L’allenatore del Boca Juniors ha rilasciato un’intervista a Mundo Deportivo durante il Mondiale Under 12 della FC Futures a Brunete, per spiegare le sue impressioni riguardo l’esperienza nel torneo.
Ci sono solo due incontri di calcio che possono rivaleggiare in grandezza con una finale di Coppa del Mondo: uno è il Clásico tra Real Madrid e Barcellona, l’altro è il ‘Superclásico’ argentino fra Boca Juniors e River Plate.
La rivalità tra le due squadre è così intensa che non importa in quale formato si svolga (maschile, femminile, per veterani, o giovanili…) né dove: Buenos Aires, Barcellona, Madrid o Brunete.

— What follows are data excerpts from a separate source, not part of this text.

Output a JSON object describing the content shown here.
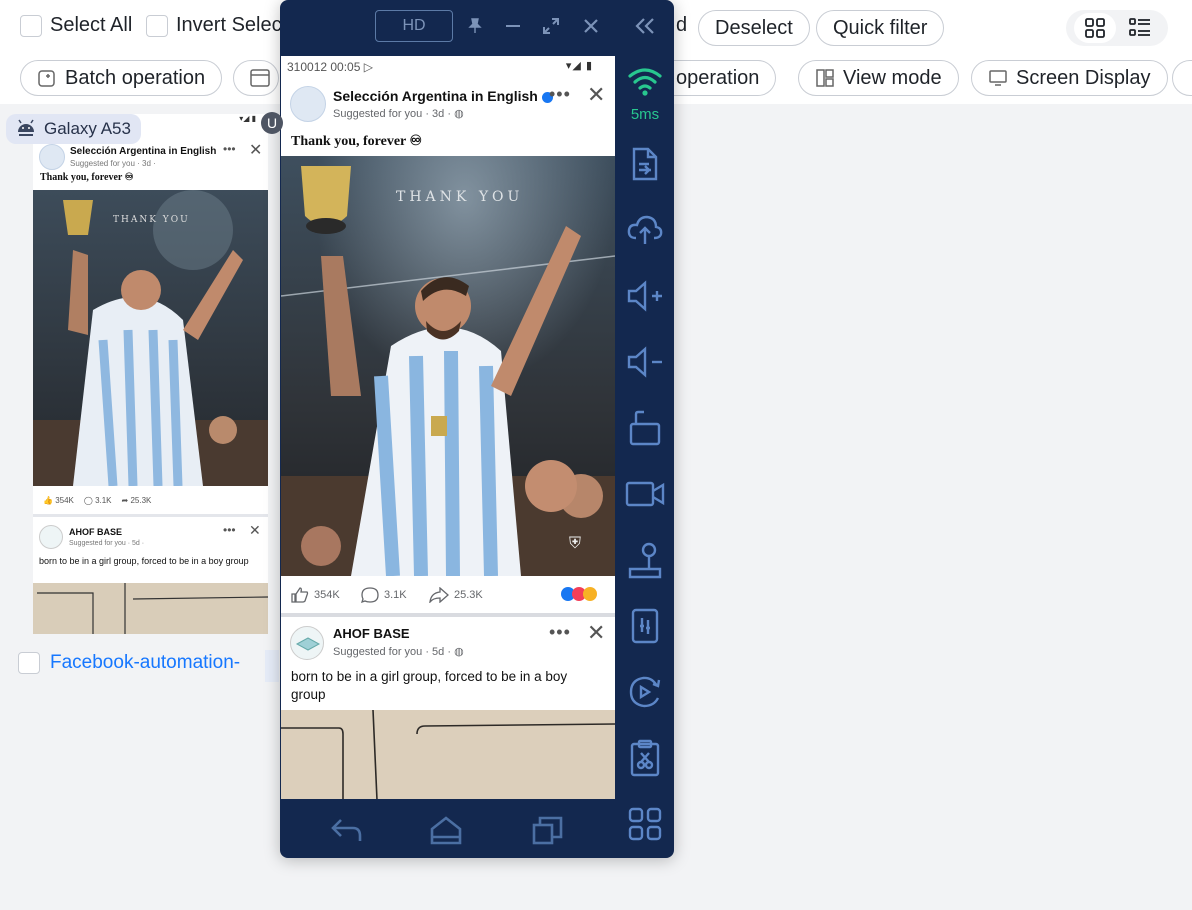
{
  "toolbar": {
    "row1": {
      "select_all": "Select All",
      "invert_selection": "Invert Selec",
      "hidden_suffix": "d",
      "deselect": "Deselect",
      "quick_filter": "Quick filter"
    },
    "row2": {
      "batch_operation": "Batch operation",
      "operation": "operation",
      "view_mode": "View mode",
      "screen_display": "Screen Display"
    }
  },
  "device_card": {
    "device_model": "Galaxy A53",
    "badge": "U",
    "device_name": "Facebook-automation-",
    "mini": {
      "post1": {
        "page_name": "Selección Argentina in English",
        "meta": "Suggested for you · 3d ·",
        "caption": "Thank you, forever ♾",
        "likes": "354K",
        "comments": "3.1K",
        "shares": "25.3K"
      },
      "post2": {
        "page_name": "AHOF BASE",
        "meta": "Suggested for you · 5d ·",
        "text": "born to be in a girl group, forced to be in a boy group"
      }
    }
  },
  "phone_window": {
    "quality": "HD",
    "latency": "5ms",
    "colors": {
      "frame": "#13284f",
      "signal": "#28c78f",
      "icon": "#5c86c7"
    },
    "status_bar": {
      "time": "310012 00:05"
    },
    "post1": {
      "page_name": "Selección Argentina in English",
      "meta": "Suggested for you · 3d ·",
      "caption": "Thank you, forever ♾",
      "photo_text": "THANK YOU",
      "likes": "354K",
      "comments": "3.1K",
      "shares": "25.3K"
    },
    "post2": {
      "page_name": "AHOF BASE",
      "meta": "Suggested for you · 5d ·",
      "text": "born to be in a girl group, forced to be in a boy group"
    },
    "side_tools": [
      "wifi-signal-icon",
      "file-transfer-icon",
      "cloud-upload-icon",
      "volume-up-icon",
      "volume-down-icon",
      "rotate-screen-icon",
      "screen-record-icon",
      "joystick-icon",
      "phone-settings-icon",
      "screen-rotation-icon",
      "clipboard-icon",
      "more-apps-icon"
    ],
    "nav": [
      "back-icon",
      "home-icon",
      "recents-icon"
    ]
  }
}
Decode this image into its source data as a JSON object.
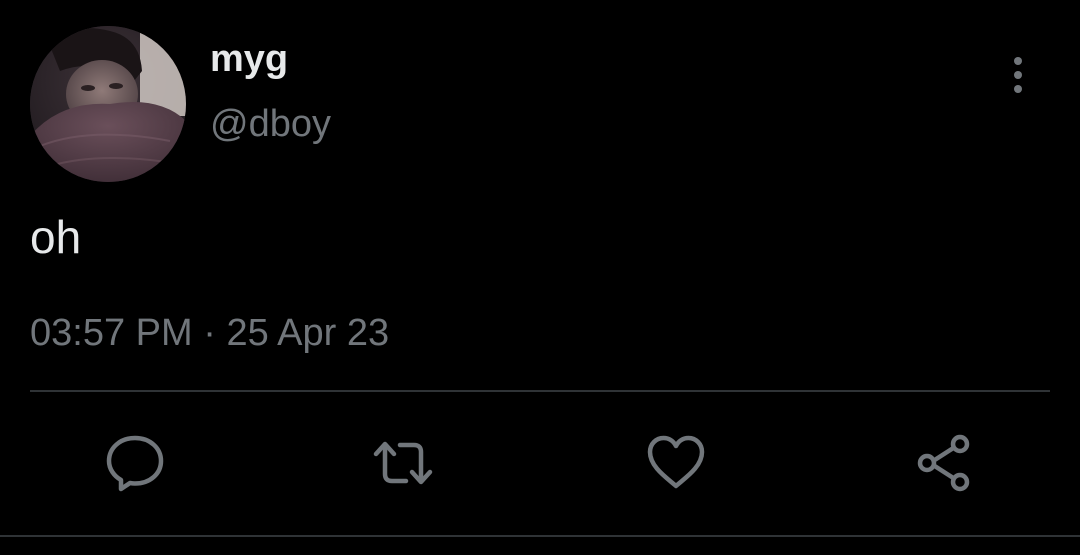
{
  "tweet": {
    "author": {
      "display_name": "myg",
      "handle": "@dboy",
      "avatar": "profile-photo"
    },
    "text": "oh",
    "time": "03:57 PM",
    "separator": "·",
    "date": "25 Apr 23"
  },
  "actions": {
    "reply_icon": "comment-bubble-icon",
    "retweet_icon": "retweet-arrows-icon",
    "like_icon": "heart-outline-icon",
    "share_icon": "share-nodes-icon",
    "more_icon": "vertical-dots-icon"
  },
  "colors": {
    "background": "#000000",
    "primary_text": "#e7e9ea",
    "secondary_text": "#71767b",
    "divider": "#2f3336"
  }
}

La località madrilena, che attualmente ospita il Mondiale Under 12 della LaLiga FC Futures, potrebbe vedere entrambe le partite, un evento di grande portata. Il primo, il confronto tra madridisti e culés, potrebbe avvenire durante le eliminatorie, mentre il Boca-River è in programma per oggi pomeriggio alle 18:00 presso lo Stadio Municipale di Brunete, e l’atmosfera si fa vibrante già da ore.
Il tecnico del Boca Juniors Under 12, Lucas Pérez, racconta a Mundo Deportivo la sua visione: “Il Clásico è una partita con un significato speciale che venga giocata ovunque, rispetto ad altre partite ha sempre un sapore unico,” ha dichiarato.

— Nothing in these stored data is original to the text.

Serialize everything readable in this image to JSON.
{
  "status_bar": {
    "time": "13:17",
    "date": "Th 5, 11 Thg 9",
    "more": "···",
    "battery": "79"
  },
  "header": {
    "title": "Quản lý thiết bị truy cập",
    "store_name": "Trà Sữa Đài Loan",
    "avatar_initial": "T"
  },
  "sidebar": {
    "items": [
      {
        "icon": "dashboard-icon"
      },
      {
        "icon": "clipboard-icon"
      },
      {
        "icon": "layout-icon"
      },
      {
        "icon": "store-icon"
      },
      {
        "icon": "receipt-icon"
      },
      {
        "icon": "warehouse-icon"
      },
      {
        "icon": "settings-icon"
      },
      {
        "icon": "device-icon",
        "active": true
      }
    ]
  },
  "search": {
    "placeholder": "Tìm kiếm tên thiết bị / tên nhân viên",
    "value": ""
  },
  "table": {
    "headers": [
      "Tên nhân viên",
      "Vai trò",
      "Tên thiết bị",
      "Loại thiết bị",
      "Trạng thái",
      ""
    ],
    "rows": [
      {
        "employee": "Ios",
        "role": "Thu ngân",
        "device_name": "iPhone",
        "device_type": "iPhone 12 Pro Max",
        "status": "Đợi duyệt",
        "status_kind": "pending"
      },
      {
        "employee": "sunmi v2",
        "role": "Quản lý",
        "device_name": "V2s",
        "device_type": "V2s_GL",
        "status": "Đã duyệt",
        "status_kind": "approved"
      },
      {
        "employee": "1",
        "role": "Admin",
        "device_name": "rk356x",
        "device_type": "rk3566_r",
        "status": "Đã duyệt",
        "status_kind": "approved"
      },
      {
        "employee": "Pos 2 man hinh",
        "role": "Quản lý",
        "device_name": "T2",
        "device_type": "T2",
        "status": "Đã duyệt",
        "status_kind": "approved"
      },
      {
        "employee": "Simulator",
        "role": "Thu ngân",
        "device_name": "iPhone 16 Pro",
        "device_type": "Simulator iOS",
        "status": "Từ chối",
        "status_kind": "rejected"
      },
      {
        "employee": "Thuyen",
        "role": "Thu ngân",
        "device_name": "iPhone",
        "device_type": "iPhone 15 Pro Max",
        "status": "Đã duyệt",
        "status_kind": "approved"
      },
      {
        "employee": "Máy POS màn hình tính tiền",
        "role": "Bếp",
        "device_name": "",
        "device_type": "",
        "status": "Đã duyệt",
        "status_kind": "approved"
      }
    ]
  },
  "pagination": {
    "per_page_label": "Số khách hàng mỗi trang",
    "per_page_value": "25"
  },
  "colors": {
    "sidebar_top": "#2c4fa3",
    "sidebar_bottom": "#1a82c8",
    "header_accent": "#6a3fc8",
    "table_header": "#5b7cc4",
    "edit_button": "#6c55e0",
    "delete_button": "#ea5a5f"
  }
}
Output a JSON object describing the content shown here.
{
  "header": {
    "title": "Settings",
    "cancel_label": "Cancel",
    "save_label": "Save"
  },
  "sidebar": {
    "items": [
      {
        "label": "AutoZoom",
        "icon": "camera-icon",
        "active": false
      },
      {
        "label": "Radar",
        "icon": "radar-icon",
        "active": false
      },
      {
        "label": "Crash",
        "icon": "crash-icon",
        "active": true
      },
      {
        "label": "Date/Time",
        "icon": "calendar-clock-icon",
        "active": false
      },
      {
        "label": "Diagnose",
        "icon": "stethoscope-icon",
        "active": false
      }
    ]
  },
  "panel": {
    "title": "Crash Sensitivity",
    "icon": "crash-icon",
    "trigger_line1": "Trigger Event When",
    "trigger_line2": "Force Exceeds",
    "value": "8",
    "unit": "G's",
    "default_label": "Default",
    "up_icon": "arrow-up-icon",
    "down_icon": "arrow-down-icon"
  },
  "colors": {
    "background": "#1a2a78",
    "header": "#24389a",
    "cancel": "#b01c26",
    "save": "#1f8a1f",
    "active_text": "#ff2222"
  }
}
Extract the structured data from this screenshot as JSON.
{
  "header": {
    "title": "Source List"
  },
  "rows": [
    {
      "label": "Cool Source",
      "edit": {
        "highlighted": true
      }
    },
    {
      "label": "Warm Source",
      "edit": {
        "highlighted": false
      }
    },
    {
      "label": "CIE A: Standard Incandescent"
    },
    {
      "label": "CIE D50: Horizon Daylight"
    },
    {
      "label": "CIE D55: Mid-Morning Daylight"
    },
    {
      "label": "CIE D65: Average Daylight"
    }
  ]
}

Pérez, che guida una squadra composta da 12 giovani talenti del vivaio di Boca, condivide le sfide che si affrontano in Argentina, in particolare a Buenos Aires, per attirare ragazzi : “In Argentina, il 90% del calcio si concentra a Buenos Aires ed esiste una forte competizione, dato che molti ragazzi si avvicinano a vari club più vicini, ma noi abbiamo la fortuna di essere nel club più importante e la maggior parte desidera unirsi a noi,” ha iniziato a spiegare.
In Boca, disponiamo di un team specializzato nella selezione di nuovi talenti, dedicato interamente a questo scopo. Inoltre, i nostri allenatori effettuano valutazioni costanti durante l’anno, seguendo un processo che porta i giovani a contratti con il club.
Dalla grande moltitudine di bambini, il nostro sistema di selezione ha scelto 12 giovani che attualmente si trovano a Brunete, dove stanno vivendo un’esperienza “incredibile”. “L’organizzazione è eccellente e durante i pasti si incontrano ragazzi di varie culture, un’esperienza unica.”
Il viaggio, che è lungo e oneroso, rende difficile per le famiglie seguire tutti i bambini, ma questi ultimi sentono comunque il supporto, dato che il nostro è uno dei club più amati del torneo. “Alcuni familiari, due o tre, sono arrivati, ma la maggior parte no. I ragazzi sono tornati a scuola la prima settimana e hanno richiesto un permesso che recupereranno più avanti.”
Attualmente, questa è la realtà per il Boca, che oggi pomeriggio si batterà contro il River, portando un pezzo di Argentina a Brunete, che in questi giorni sta vivendo un’importante internazionalizzazione.